There was an alien coming around the corner, a model I hadn’t seen yet. That wasn’t terribly unlikely. So far we had been dealing with the same sort of bastards, Model Threes and Ones and Sixes, with the occasional Model Four showing up in all of their tentacular glory.

This thing was different.

It was four legged, and built like a bear if bears were in the habit of trampling cars. Its body was the same black-green as most Antithesis, but this thing was covered in a layer of fine pale-green quills that looked almost wet to the touch.

That’s a Model Five. It’s a model dedicated to biological warfare. It’s quills are dangerous, even to a Samurai. Do not let it approach you. If you see Model Ones around it, be very careful.

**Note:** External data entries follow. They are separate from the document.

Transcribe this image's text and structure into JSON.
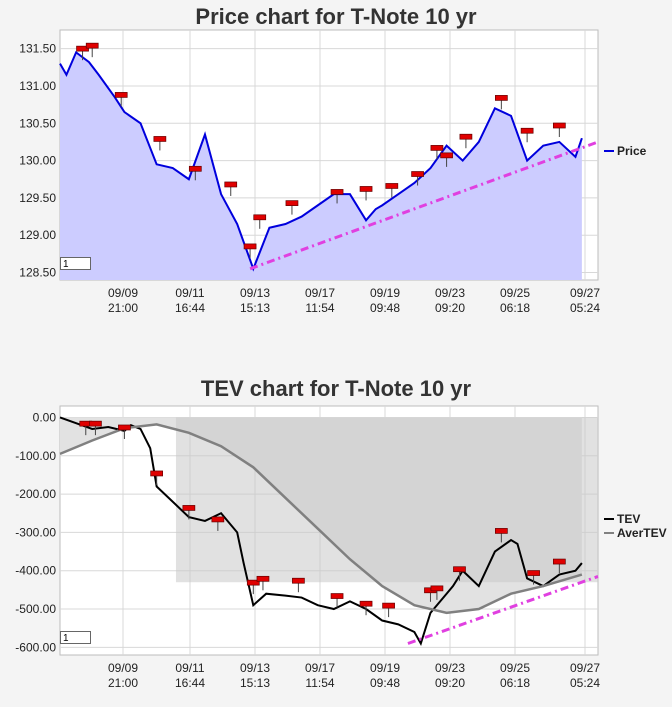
{
  "chart_data": [
    {
      "type": "line",
      "title": "Price chart for T-Note 10 yr",
      "xlabel": "",
      "ylabel": "",
      "ylim": [
        128.4,
        131.75
      ],
      "yticks": [
        128.5,
        129.0,
        129.5,
        130.0,
        130.5,
        131.0,
        131.5
      ],
      "ytick_labels": [
        "128.50",
        "129.00",
        "129.50",
        "130.00",
        "130.50",
        "131.00",
        "131.50"
      ],
      "x_ticks": [
        {
          "date": "09/09",
          "time": "21:00"
        },
        {
          "date": "09/11",
          "time": "16:44"
        },
        {
          "date": "09/13",
          "time": "15:13"
        },
        {
          "date": "09/17",
          "time": "11:54"
        },
        {
          "date": "09/19",
          "time": "09:48"
        },
        {
          "date": "09/23",
          "time": "09:20"
        },
        {
          "date": "09/25",
          "time": "06:18"
        },
        {
          "date": "09/27",
          "time": "05:24"
        }
      ],
      "grid": true,
      "legend": "right",
      "series": [
        {
          "name": "Price",
          "color": "#0000dd",
          "fill": "#ccccff",
          "x": [
            0,
            0.1,
            0.25,
            0.45,
            0.6,
            0.85,
            1.0,
            1.25,
            1.5,
            1.75,
            2.0,
            2.25,
            2.5,
            2.75,
            3.0,
            3.25,
            3.5,
            3.75,
            4.0,
            4.25,
            4.5,
            4.75,
            4.9,
            5.0,
            5.25,
            5.5,
            5.75,
            6.0,
            6.25,
            6.5,
            6.75,
            7.0,
            7.25,
            7.5,
            7.75,
            8.0,
            8.1
          ],
          "values": [
            131.3,
            131.15,
            131.45,
            131.32,
            131.15,
            130.85,
            130.65,
            130.5,
            129.95,
            129.9,
            129.75,
            130.35,
            129.55,
            129.15,
            128.55,
            129.1,
            129.15,
            129.25,
            129.4,
            129.55,
            129.55,
            129.2,
            129.35,
            129.4,
            129.55,
            129.7,
            129.9,
            130.2,
            130.0,
            130.25,
            130.7,
            130.6,
            130.0,
            130.2,
            130.25,
            130.05,
            130.3
          ]
        }
      ],
      "signals": [
        {
          "x": 0.35,
          "y": 131.48
        },
        {
          "x": 0.5,
          "y": 131.52
        },
        {
          "x": 0.95,
          "y": 130.86
        },
        {
          "x": 1.55,
          "y": 130.27
        },
        {
          "x": 2.1,
          "y": 129.87
        },
        {
          "x": 2.65,
          "y": 129.66
        },
        {
          "x": 2.95,
          "y": 128.83
        },
        {
          "x": 3.1,
          "y": 129.22
        },
        {
          "x": 3.6,
          "y": 129.41
        },
        {
          "x": 4.3,
          "y": 129.56
        },
        {
          "x": 4.75,
          "y": 129.6
        },
        {
          "x": 5.15,
          "y": 129.64
        },
        {
          "x": 5.55,
          "y": 129.8
        },
        {
          "x": 5.85,
          "y": 130.15
        },
        {
          "x": 6.0,
          "y": 130.05
        },
        {
          "x": 6.3,
          "y": 130.3
        },
        {
          "x": 6.85,
          "y": 130.82
        },
        {
          "x": 7.25,
          "y": 130.38
        },
        {
          "x": 7.75,
          "y": 130.45
        }
      ],
      "trendline": {
        "color": "#e040e0",
        "x": [
          2.95,
          8.35
        ],
        "y": [
          128.55,
          130.25
        ]
      }
    },
    {
      "type": "line",
      "title": "TEV chart for T-Note 10 yr",
      "xlabel": "",
      "ylabel": "",
      "ylim": [
        -620,
        30
      ],
      "yticks": [
        -600,
        -500,
        -400,
        -300,
        -200,
        -100,
        0
      ],
      "ytick_labels": [
        "-600.00",
        "-500.00",
        "-400.00",
        "-300.00",
        "-200.00",
        "-100.00",
        "0.00"
      ],
      "x_ticks": [
        {
          "date": "09/09",
          "time": "21:00"
        },
        {
          "date": "09/11",
          "time": "16:44"
        },
        {
          "date": "09/13",
          "time": "15:13"
        },
        {
          "date": "09/17",
          "time": "11:54"
        },
        {
          "date": "09/19",
          "time": "09:48"
        },
        {
          "date": "09/23",
          "time": "09:20"
        },
        {
          "date": "09/25",
          "time": "06:18"
        },
        {
          "date": "09/27",
          "time": "05:24"
        }
      ],
      "grid": true,
      "legend": "right",
      "series": [
        {
          "name": "TEV",
          "color": "#000000",
          "x": [
            0,
            0.25,
            0.5,
            0.75,
            1.0,
            1.1,
            1.25,
            1.4,
            1.5,
            1.75,
            2.0,
            2.25,
            2.5,
            2.75,
            2.85,
            3.0,
            3.2,
            3.5,
            3.75,
            4.0,
            4.25,
            4.5,
            4.75,
            5.0,
            5.25,
            5.5,
            5.6,
            5.75,
            6.0,
            6.1,
            6.25,
            6.5,
            6.75,
            7.0,
            7.1,
            7.25,
            7.5,
            7.75,
            8.0,
            8.1
          ],
          "values": [
            0,
            -15,
            -30,
            -25,
            -35,
            -20,
            -30,
            -80,
            -180,
            -220,
            -260,
            -270,
            -250,
            -300,
            -380,
            -490,
            -460,
            -465,
            -470,
            -490,
            -500,
            -480,
            -500,
            -530,
            -540,
            -560,
            -590,
            -510,
            -460,
            -440,
            -400,
            -440,
            -350,
            -320,
            -330,
            -420,
            -440,
            -410,
            -400,
            -380
          ]
        },
        {
          "name": "AverTEV",
          "color": "#808080",
          "x": [
            0,
            0.5,
            1.0,
            1.5,
            2.0,
            2.5,
            3.0,
            3.5,
            4.0,
            4.5,
            5.0,
            5.5,
            6.0,
            6.5,
            7.0,
            7.5,
            8.1
          ],
          "values": [
            -95,
            -60,
            -28,
            -18,
            -40,
            -75,
            -130,
            -210,
            -290,
            -370,
            -440,
            -490,
            -510,
            -500,
            -460,
            -440,
            -410
          ]
        }
      ],
      "signals": [
        {
          "x": 0.4,
          "y": -20
        },
        {
          "x": 0.55,
          "y": -20
        },
        {
          "x": 1.0,
          "y": -30
        },
        {
          "x": 1.5,
          "y": -150
        },
        {
          "x": 2.0,
          "y": -240
        },
        {
          "x": 2.45,
          "y": -270
        },
        {
          "x": 3.0,
          "y": -435
        },
        {
          "x": 3.15,
          "y": -425
        },
        {
          "x": 3.7,
          "y": -430
        },
        {
          "x": 4.3,
          "y": -470
        },
        {
          "x": 4.75,
          "y": -490
        },
        {
          "x": 5.1,
          "y": -495
        },
        {
          "x": 5.75,
          "y": -455
        },
        {
          "x": 5.85,
          "y": -450
        },
        {
          "x": 6.2,
          "y": -400
        },
        {
          "x": 6.85,
          "y": -300
        },
        {
          "x": 7.35,
          "y": -410
        },
        {
          "x": 7.75,
          "y": -380
        }
      ],
      "trendline": {
        "color": "#e040e0",
        "x": [
          5.4,
          8.35
        ],
        "y": [
          -590,
          -415
        ]
      }
    }
  ]
}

I raised Whisper, aimed at the middle of the monster, and fired.

Something so big shouldn’t have been able to move so damned quickly. One moment it was turning around the corner, the next it was rushing at us at an angle that had my first shot missing it entirely.

“Fuck,” I said.

“Language,” Gomorrah muttered.

The Model Five’s mouth opened, revealing what could only be the organic version of a firehose for a tongue. Faint pinkish gas started to waft out of it. The wind was at our backs, for now, but I didn’t want to find out what would happen if and when that reached us.

That’s about when it stepped into the thirty-meter range of Gomorrah’s flamethrowers and she lit it up.

Just to be damned sure, I fired off a trio of garrot grenade-tipped bolts into the monster's chest and watched as they tore it apart in a spray of flaming meaty giblets.

“It might be tougher than average,” Gomorrah said. “But we’re still two Samurai.”